“天使の分け前”~熟成年数100年のウィスキーが無い理由とは?~【前編】

“天使の分け前”~熟成年数100年のウィスキーが無い理由とは?~【前編】

天使の分け前1

出典元:Matthew Ragan

ウィスキーの琥珀色はどうやってつく?

ウィスキーといえば、深い味わいと琥珀色が印象的です。ウィスキーは基本的にビールと同じく、大麦(モルト)から作られる酒ですので、あの色は醸造段階でつくと思っている方もいるかもしれませんが、実は蒸留した段階でウィスキーは無色透明だったりします。

その昔、ウィスキーは蒸留しただけで出荷されていましたし、現在でも無色透明な“ホワイトウィスキー”は実在します。ウィスキー色と独特の香りや味は、蒸留した後の樽につめて寝かせる“熟成”という工程でつくのです。

熟成工程は偶然生まれた

別の記事※1でも紹介しましたが、ウィスキーの熟成工程が生まれたのは偶然です。その昔、イギリスでは戦争の費用を確保するため、政府が高額な酒税を課しました。酒造業者は税金から逃れるためにウィスキーの密造を始めたのですが、密造したウィスキーを隠すためにワイン樽に詰めて土に埋めたのです。

それがたまたま掘り起こすのが遅くなってしまい、数年間放置された樽詰めのウィスキーを取り出してみたら、それまで無色透明だったウィスキーは、琥珀色の芳醇な香りをもつ液体に変わっていました。それまでのウィスキーは、ただ単に強いアルコールのワイルドな酒ですが、そんな偶然の産物で現在の味わい深い酒に変わったわけです。その後イギリスでは酒税は大幅に減税され、樽熟成されたウィスキーがスタンダードになっていきました。

※1昔は無色透明だった?!独立騒動で話題のスコットランドが生んだスコッチ・ウィスキーとは?

天使の分け前2

出典元:Internet Archive Book Images

ウィスキーの琥珀色の正体は?

樽熟成でウィスキーに色や香りがつくのは、樽の原料である木に含まれている成分が、ウィスキーに含まれる高いアルコールによって溶け出すからです。溶け出す成分は様々ですが、大部分は「タンニン」と言われる植物由来の化合物なんですが、タンニンという固有の物質ではありません。

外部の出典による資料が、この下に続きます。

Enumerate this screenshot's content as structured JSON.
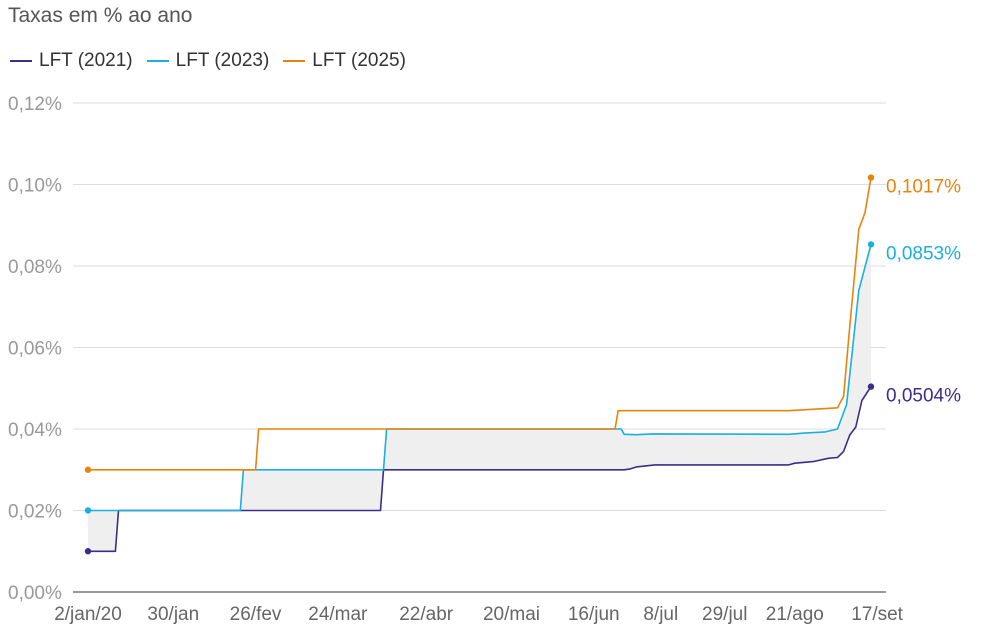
{
  "chart_data": {
    "type": "line",
    "title": "Taxas em % ao ano",
    "xlabel": "",
    "ylabel": "",
    "ylim": [
      0,
      0.12
    ],
    "grid": true,
    "legend_position": "top-left",
    "x_ticks": [
      {
        "day": 0,
        "label": "2/jan/20"
      },
      {
        "day": 28,
        "label": "30/jan"
      },
      {
        "day": 55,
        "label": "26/fev"
      },
      {
        "day": 82,
        "label": "24/mar"
      },
      {
        "day": 111,
        "label": "22/abr"
      },
      {
        "day": 139,
        "label": "20/mai"
      },
      {
        "day": 166,
        "label": "16/jun"
      },
      {
        "day": 188,
        "label": "8/jul"
      },
      {
        "day": 209,
        "label": "29/jul"
      },
      {
        "day": 232,
        "label": "21/ago"
      },
      {
        "day": 259,
        "label": "17/set"
      }
    ],
    "y_ticks": [
      {
        "value": 0,
        "label": "0,00%"
      },
      {
        "value": 0.02,
        "label": "0,02%"
      },
      {
        "value": 0.04,
        "label": "0,04%"
      },
      {
        "value": 0.06,
        "label": "0,06%"
      },
      {
        "value": 0.08,
        "label": "0,08%"
      },
      {
        "value": 0.1,
        "label": "0,10%"
      },
      {
        "value": 0.12,
        "label": "0,12%"
      }
    ],
    "series": [
      {
        "name": "LFT (2021)",
        "color": "#3b2d8a",
        "end_label": "0,0504%",
        "points": [
          [
            0,
            0.01
          ],
          [
            9,
            0.01
          ],
          [
            10,
            0.02
          ],
          [
            96,
            0.02
          ],
          [
            97,
            0.03
          ],
          [
            176,
            0.03
          ],
          [
            178,
            0.0302
          ],
          [
            180,
            0.0307
          ],
          [
            186,
            0.0312
          ],
          [
            230,
            0.0312
          ],
          [
            232,
            0.0316
          ],
          [
            238,
            0.032
          ],
          [
            243,
            0.0328
          ],
          [
            246,
            0.033
          ],
          [
            248,
            0.0345
          ],
          [
            250,
            0.0385
          ],
          [
            252,
            0.0405
          ],
          [
            254,
            0.047
          ],
          [
            257,
            0.0504
          ]
        ]
      },
      {
        "name": "LFT (2023)",
        "color": "#1aafe0",
        "end_label": "0,0853%",
        "points": [
          [
            0,
            0.02
          ],
          [
            50,
            0.02
          ],
          [
            51,
            0.03
          ],
          [
            97,
            0.03
          ],
          [
            98,
            0.04
          ],
          [
            175,
            0.04
          ],
          [
            176,
            0.0387
          ],
          [
            180,
            0.0386
          ],
          [
            185,
            0.0388
          ],
          [
            230,
            0.0387
          ],
          [
            235,
            0.039
          ],
          [
            242,
            0.0393
          ],
          [
            246,
            0.04
          ],
          [
            249,
            0.046
          ],
          [
            251,
            0.06
          ],
          [
            253,
            0.074
          ],
          [
            257,
            0.0853
          ]
        ]
      },
      {
        "name": "LFT (2025)",
        "color": "#e8840c",
        "end_label": "0,1017%",
        "points": [
          [
            0,
            0.03
          ],
          [
            55,
            0.03
          ],
          [
            56,
            0.04
          ],
          [
            173,
            0.04
          ],
          [
            174,
            0.0445
          ],
          [
            230,
            0.0445
          ],
          [
            235,
            0.0447
          ],
          [
            242,
            0.045
          ],
          [
            246,
            0.0452
          ],
          [
            248,
            0.048
          ],
          [
            250,
            0.065
          ],
          [
            253,
            0.089
          ],
          [
            255,
            0.093
          ],
          [
            257,
            0.1017
          ]
        ]
      }
    ]
  }
}
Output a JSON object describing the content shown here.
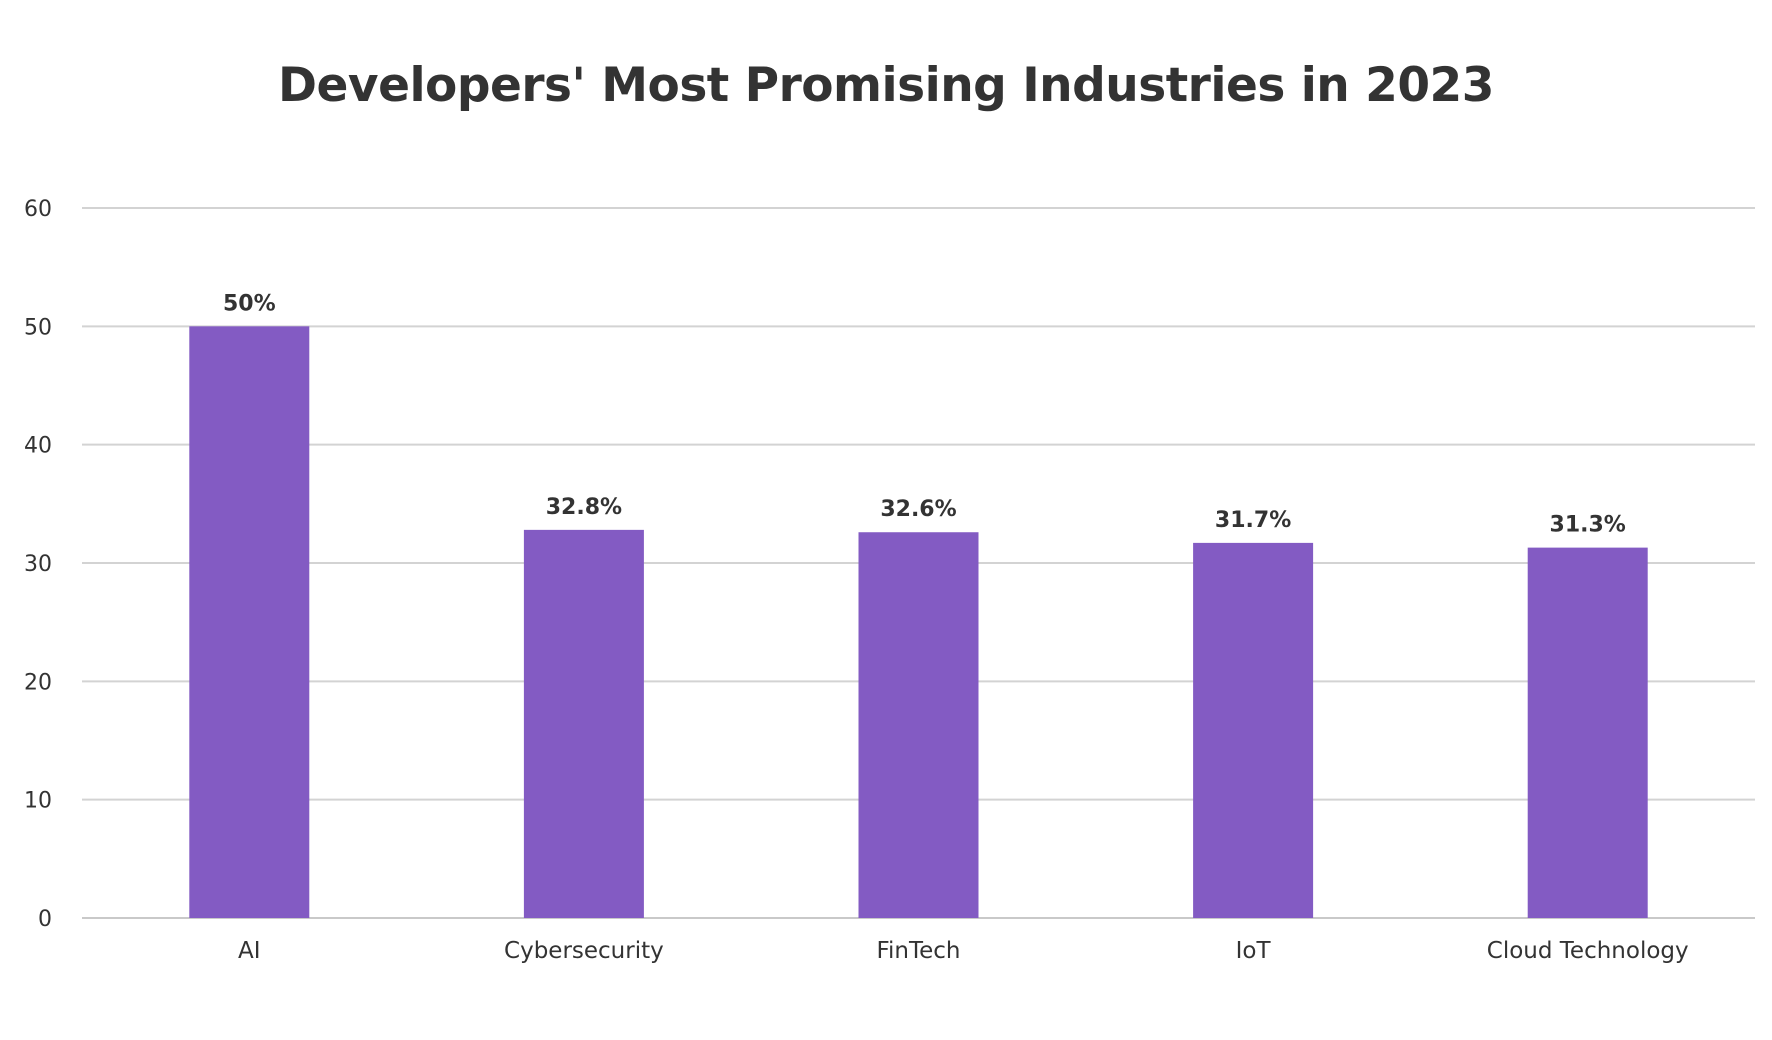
{
  "chart_data": {
    "type": "bar",
    "title": "Developers' Most Promising Industries in 2023",
    "xlabel": "",
    "ylabel": "",
    "categories": [
      "AI",
      "Cybersecurity",
      "FinTech",
      "IoT",
      "Cloud Technology"
    ],
    "values": [
      50,
      32.8,
      32.6,
      31.7,
      31.3
    ],
    "data_labels": [
      "50%",
      "32.8%",
      "32.6%",
      "31.7%",
      "31.3%"
    ],
    "y_ticks": [
      0,
      10,
      20,
      30,
      40,
      50,
      60
    ],
    "ylim": [
      0,
      60
    ],
    "grid": true,
    "legend": "none",
    "bar_color": "#835bc3",
    "text_color": "#333333",
    "grid_color": "#d3d3d3"
  }
}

タンニンというのは、植物の中で生成される化合物の総称で、お茶に含まれる「カテキン」もタンニンの一種です。ウィスキーに含まれるタンニンは、「ウィスキータンニン」と呼ばれている複数の化合物です。具体的には「ヒドロキシメチル」とか、「エポキシメタノ」などですが、そこまで化学的なモノの話をすると、味も素っ気もなくなってしまいます。ウィスキーは樽から沁み出す成分によって、複雑な味わいと香りがつく…といった漠然とした理解でいいでしょう。

天使が飲んでいる?木の樽に詰められたウィスキーは自然に減っていく

木の樽に酒を詰めて熟成させるというのは、ウィスキーが初めてではありません。ウィスキーが登場するずっと以前からワインは樽詰めで貯槽・熟成されていました。ですからその頃から知られていたとは思いますが、木の樽に酒を詰めて保存すると、だんだん中身が減っていくのです。

木の樽は液体は通しませんが、材質は木ですので気体は通します。ですから樽の中身が自然に気化したモノは、木の繊維を通って蒸発してしまうわけです。

そんな原理に気がつかなかった昔の酒職人は、

「天使が樽の中の酒を勝手に飲んでいるのさ」

といって、樽の中の酒が自然に減る現象を「天使の分け前」とか、「天使の取り分」と呼びました。